SUMMARY
In this paper, the authors design a cooperative game called GuessWhich (inspired by the 20-Questions game) to measure the perform of human-AI teams in the context of visual conversational agents. The AI system, ALICE, is based on the ABOT developed by Das et. al. in a prior study conducted to measure the performance of AI-AI systems. Two variants of ALICE have been considered for this study – ALICESL (trained in a supervised manner on the Visual Dialog dataset) and ALICERL (pre-trained with supervised learning and fine-tuned using reinforcement learning). The GuessWhich game was designed such that the human is the ‘questioner’ and the AI (ALICE) is the ‘answerer’. Both are given a caption that describes an image. While, ALICE is shown this image, the human can ask the AI multiple questions (9 rounds of dialog) to better understand the image. Post these rounds, the human is made to select the correct image from a set of distractor images that are semantically similar to the image to be identified. The authors found that, contrary to expectation, improvements in AI-AI performance does not translate to an improvement to AI-human performance.
REFLECTION
I like the gamification approach that the authors adopted for this study and I believe that the design of the game works well in the context of visual conversational agents. The authors mention how they aimed to ensure that the game was ‘challenging and engaging’. This reminded me of the discussion we had in class about the paper ‘Making Better Use of the Crowd: How Crowdsourcing Can Advance Machine Learning Research’, of how researchers often put in extra effort to make tasks for crowd workers more engaging and meaningful. I also liked the approach used to identify ‘distractor’ images and felt that this was useful in making the game challenging for the crowd workers.

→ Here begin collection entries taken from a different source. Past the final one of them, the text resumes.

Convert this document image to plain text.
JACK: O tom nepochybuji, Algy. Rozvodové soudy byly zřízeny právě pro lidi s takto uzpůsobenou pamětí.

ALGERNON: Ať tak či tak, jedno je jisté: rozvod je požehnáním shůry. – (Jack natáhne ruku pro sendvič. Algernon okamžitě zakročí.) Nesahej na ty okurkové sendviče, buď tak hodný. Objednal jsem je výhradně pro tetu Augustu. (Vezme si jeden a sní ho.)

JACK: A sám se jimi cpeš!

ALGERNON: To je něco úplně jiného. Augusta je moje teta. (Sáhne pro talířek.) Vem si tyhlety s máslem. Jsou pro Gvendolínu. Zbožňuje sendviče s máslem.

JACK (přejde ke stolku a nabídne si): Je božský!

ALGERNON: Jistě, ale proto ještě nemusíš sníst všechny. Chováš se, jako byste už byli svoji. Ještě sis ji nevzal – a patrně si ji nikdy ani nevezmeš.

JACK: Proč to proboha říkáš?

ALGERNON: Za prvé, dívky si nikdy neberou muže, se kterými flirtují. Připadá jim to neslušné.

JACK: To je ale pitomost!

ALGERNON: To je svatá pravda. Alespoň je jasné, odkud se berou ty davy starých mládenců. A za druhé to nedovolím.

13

I thought that it was interesting to learn that the AI-ALICE teams outperformed the human-ALICE teams. I wonder if this is impacted by the fact that ALICE could get some answers wrong and how that might affect the mental model generated by the human. I thought that it was good that the authors took into account knowledge leak and ensured that the human workers could only play a fixed number (10) of games.
I also liked that the authors gave performance-based incentives to the workers that were tied to the success of the human-AI team. I thought that it was good that the authors published the code of their design as well as provided a link to an example game.
QUESTIONS
- As part of the study conducted in this paper, the authors design an interactive image-guessing game. Can similar games be designed to evaluate human-AI team performance in other applications? What other applications could be included?
- Have any follow up studies been performed to evaluate the QBOT in a ‘QBOT-human team’? In this scenario, would the QBOTRL outperform the QBOTSL?
- The authors found that some of the human workers adopted a single word querying strategy with ALICE. Is there any specific reason that could have caused the humans to do so? Would they have questioned a human in a similar fashion? Would their style of querying have changed if they were unaware if the other party was a human or an AI system?
I liked your first question. I believe yes, the image guessing game can and should be extended to evaluate other human-AI team performance. What about using it in a textual context? I know from my current work that it gets very confusing for AI to get the underlying meaning from texts. Although there is sentiment analysis, however, human emotions range far beyond “positive,” “negative,” or “neutral.” Leverage both the human and AI capabilities would prove to be beneficial in this context.